Hukum Mencemari Lingkungan (Kacamata Fikih)
Deskripsi Masalah :
Industrialisasi yang sekarang sedang digalakkan oleh pemerintah, ternyata membaka ekses (dampak) yang cukup serius. Dan dampaknya juga merugikan kepentingan rakyat banyak, yakni biasanya hanya mengejar keuntungan sendiri, serta melupakan kewajiban untuk menangani dampak limbah yang ditimbulkan oleh pabrik.
Pertanyaan :
a. Bagaimana hukum mencemari lingkungan?
b. Bagaimana konsep islam dalam menangani dampak pencemaran lingkungan
Jawaban :
a. Hukum mencemari lingkungan, baik udara, air, maupun tanah, apabila menimbulkan dharar (kerusakan), maka hukumnya haram dan termasuk perbuatan kriminal (jinayat)
b. Konsepsi Islam dalam menangani dampak pencemaran lingkungan adalah;
1. Apabila ada kerusakan, maka wajib diganti oleh pencemar
2. Memberikan hukuman yang menjerakan (terhadap pencemar) yang pelaksanaannya dengan amar ma'ruf nahi munkar sesuai dengan tingkatannya.
Refrensi :
1. Al-Tafsir al-Kabir/Mafatih al-Ghaib
قال الله تعالى :
وَلَا تُفْسِدُوا فِي الأرْضِ بَعْدَ إصْلاحِها (الأعراف : ٥٦)
فَقَوْلُهُ "ولا تُفْسِدُوا" منع عن إذْخالِ ماهية الإفساد في الوجودِ والمَنْعُ مِنْ إذخالِ الماهيةِ في الوجوْدِ يَقْتضي المَنْعَ مِنْ جَمِيْعِ أنواعِهِ وأصْنافِهِ فَيَتناولُ المَنعَ مِنَ الإفْسادِ في هذه الخمسةِ. وأما قوله "بعدَ إصلاحها" فَيَختَمِلُ أن يكونَ المرادُ بعدَ أنْ أصلَحَ خلْقَتَها على الوَجْهِ المُطابِقِ لِمَنافِعِ الخَلْقِ والمُوافِقِ لِمَصَالِحِ المُكَلِّفِينَ
Allah SWT berfirman: "Dan janganlah kalian membuat kerusakan di muka bumi, sesudah (Allah SWT.) memperbaikinya..." (QS. Al-A'raf : 56).
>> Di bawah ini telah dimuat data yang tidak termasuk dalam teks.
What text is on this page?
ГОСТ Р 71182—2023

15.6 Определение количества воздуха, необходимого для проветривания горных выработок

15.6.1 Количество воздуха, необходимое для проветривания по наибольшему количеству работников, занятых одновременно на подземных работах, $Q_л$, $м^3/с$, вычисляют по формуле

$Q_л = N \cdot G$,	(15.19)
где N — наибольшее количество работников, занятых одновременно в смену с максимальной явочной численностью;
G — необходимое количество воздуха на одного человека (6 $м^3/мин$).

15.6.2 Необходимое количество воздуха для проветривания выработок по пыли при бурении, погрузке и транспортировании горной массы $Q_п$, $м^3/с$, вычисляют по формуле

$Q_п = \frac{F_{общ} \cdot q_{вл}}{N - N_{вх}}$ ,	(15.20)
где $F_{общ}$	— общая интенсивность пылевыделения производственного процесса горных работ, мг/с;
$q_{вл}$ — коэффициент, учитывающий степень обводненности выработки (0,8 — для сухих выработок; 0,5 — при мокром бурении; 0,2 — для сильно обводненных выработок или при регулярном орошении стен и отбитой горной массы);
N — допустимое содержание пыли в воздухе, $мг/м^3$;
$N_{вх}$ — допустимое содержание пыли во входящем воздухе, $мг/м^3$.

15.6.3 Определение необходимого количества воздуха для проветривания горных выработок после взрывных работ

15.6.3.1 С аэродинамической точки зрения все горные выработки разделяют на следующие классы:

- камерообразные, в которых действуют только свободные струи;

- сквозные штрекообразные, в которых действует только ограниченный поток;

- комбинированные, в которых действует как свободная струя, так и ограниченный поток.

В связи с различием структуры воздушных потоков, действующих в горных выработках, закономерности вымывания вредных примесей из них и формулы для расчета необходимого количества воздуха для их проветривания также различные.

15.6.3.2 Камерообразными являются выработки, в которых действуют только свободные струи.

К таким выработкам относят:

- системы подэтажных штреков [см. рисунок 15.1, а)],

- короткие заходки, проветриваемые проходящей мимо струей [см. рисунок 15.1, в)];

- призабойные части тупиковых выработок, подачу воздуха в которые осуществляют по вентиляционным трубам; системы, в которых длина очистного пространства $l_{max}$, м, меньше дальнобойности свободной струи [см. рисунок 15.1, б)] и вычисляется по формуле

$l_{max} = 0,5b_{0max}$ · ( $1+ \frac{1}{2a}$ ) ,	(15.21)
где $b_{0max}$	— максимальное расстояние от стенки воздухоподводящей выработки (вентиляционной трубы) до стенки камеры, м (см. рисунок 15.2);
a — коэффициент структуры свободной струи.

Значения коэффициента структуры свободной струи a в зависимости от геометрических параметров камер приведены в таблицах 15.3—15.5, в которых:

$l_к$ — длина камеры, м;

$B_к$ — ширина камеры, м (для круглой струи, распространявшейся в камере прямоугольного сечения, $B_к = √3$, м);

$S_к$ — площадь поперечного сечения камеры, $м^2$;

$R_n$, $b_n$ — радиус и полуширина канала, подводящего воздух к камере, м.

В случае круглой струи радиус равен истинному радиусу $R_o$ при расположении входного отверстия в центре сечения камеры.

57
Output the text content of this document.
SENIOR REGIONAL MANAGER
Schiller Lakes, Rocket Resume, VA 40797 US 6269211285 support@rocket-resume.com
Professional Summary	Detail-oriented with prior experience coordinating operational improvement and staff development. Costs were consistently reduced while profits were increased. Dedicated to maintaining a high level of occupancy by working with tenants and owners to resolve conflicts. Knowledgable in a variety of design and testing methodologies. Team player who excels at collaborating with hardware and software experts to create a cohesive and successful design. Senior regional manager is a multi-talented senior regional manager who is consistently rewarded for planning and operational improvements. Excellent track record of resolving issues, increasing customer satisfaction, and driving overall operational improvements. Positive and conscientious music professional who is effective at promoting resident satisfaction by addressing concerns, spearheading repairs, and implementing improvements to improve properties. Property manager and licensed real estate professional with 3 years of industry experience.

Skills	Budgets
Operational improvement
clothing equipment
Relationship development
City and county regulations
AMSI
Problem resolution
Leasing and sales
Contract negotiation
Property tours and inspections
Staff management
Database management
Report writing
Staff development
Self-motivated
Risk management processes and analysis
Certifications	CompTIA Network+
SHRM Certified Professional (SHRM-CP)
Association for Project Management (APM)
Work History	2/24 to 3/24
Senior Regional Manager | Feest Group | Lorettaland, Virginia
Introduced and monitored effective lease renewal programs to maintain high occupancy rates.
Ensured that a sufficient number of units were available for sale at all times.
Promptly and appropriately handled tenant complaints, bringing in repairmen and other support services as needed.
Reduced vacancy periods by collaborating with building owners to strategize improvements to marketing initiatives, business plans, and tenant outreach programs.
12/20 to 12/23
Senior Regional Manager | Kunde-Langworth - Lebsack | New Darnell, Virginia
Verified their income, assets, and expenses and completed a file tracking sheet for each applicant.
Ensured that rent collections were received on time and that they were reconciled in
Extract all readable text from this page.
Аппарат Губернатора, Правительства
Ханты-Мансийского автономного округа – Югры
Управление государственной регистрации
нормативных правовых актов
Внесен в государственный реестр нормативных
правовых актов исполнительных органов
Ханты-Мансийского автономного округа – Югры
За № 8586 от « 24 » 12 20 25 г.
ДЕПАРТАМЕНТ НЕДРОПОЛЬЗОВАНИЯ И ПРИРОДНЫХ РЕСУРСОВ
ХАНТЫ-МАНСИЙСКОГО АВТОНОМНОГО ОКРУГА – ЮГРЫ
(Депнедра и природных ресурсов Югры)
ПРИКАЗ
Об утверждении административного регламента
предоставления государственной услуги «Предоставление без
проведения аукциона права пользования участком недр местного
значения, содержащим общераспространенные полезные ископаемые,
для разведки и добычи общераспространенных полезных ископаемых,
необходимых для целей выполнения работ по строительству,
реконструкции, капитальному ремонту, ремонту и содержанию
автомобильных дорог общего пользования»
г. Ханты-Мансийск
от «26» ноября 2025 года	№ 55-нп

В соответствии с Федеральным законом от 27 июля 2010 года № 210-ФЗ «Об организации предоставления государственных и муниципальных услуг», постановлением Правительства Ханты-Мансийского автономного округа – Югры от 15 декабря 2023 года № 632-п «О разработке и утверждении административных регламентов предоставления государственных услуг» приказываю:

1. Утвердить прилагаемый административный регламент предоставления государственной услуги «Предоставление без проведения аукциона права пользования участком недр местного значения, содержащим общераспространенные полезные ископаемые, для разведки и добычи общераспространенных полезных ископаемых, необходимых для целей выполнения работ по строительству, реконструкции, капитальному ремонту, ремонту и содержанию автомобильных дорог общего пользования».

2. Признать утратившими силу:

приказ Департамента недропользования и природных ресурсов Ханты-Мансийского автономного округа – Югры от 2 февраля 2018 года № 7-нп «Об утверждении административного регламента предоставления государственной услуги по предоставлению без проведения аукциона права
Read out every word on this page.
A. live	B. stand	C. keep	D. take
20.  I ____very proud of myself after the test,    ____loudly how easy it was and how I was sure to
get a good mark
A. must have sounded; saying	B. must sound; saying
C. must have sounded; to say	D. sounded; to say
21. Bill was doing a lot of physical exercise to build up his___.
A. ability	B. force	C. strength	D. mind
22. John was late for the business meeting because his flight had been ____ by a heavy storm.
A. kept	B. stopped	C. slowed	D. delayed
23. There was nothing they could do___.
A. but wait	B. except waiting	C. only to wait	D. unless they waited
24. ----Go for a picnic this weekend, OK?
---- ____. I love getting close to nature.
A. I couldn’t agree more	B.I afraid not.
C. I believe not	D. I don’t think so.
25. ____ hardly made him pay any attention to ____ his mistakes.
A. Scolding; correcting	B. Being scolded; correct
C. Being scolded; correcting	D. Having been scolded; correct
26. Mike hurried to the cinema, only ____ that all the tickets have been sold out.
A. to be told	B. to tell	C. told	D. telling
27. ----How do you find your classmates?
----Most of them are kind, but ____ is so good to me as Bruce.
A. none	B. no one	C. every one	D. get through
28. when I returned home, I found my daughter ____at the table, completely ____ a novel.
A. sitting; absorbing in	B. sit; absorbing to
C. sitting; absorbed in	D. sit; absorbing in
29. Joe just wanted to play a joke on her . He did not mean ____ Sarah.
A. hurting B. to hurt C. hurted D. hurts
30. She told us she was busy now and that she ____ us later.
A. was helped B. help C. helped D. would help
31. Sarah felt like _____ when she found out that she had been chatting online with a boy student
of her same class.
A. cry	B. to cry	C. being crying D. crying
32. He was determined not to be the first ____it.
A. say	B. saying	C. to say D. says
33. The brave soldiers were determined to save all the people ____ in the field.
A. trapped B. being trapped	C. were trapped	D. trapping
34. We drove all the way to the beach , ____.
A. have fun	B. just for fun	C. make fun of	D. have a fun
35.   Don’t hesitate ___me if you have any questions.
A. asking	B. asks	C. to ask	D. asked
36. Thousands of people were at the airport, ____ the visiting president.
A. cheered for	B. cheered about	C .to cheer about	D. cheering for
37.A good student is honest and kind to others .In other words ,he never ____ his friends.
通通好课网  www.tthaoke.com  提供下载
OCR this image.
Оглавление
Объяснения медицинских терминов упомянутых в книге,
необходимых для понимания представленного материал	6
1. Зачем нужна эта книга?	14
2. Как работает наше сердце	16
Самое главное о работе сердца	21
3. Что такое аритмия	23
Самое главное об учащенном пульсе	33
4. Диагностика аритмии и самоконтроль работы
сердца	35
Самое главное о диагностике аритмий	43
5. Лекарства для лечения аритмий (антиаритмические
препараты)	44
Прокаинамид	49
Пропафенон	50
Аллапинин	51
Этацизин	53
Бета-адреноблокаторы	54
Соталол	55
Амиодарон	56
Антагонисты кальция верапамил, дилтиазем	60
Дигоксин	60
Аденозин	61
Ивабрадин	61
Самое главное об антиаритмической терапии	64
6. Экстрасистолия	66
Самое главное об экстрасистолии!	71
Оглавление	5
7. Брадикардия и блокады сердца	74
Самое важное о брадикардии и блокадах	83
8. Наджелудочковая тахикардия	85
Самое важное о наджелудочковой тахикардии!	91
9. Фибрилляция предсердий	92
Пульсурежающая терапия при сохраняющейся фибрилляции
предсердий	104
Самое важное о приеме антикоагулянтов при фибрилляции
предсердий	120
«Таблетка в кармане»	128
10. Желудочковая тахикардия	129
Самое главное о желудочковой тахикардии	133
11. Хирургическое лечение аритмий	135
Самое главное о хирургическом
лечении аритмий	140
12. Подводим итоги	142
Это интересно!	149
Firman Allah SWT "Dan janganlah kalian membuat kerusakan." adalah larangan membuat kerusakan apapun dalam barang yang wujud, dan larangan dalam barang yang wujud berarti larangan pula dalam segala macam dan jenisnya. Sehingga larangan tersebut mencakup larangan membuat kerusakan pada lima perkara ini (jiwa, harta, nasab/keturunan, agama, dan akal). Sedangkan firman Allah SWT "Sesudah (Allah SWT) memperbaikinya." bisa berarti yang dimaksud adalah setelah Allah SWT membuat baik bentuk semulanya pada bentuk yang cocok bagi kepentingan makhlum dan sesuai dengan kemaslahatan para mukallaf.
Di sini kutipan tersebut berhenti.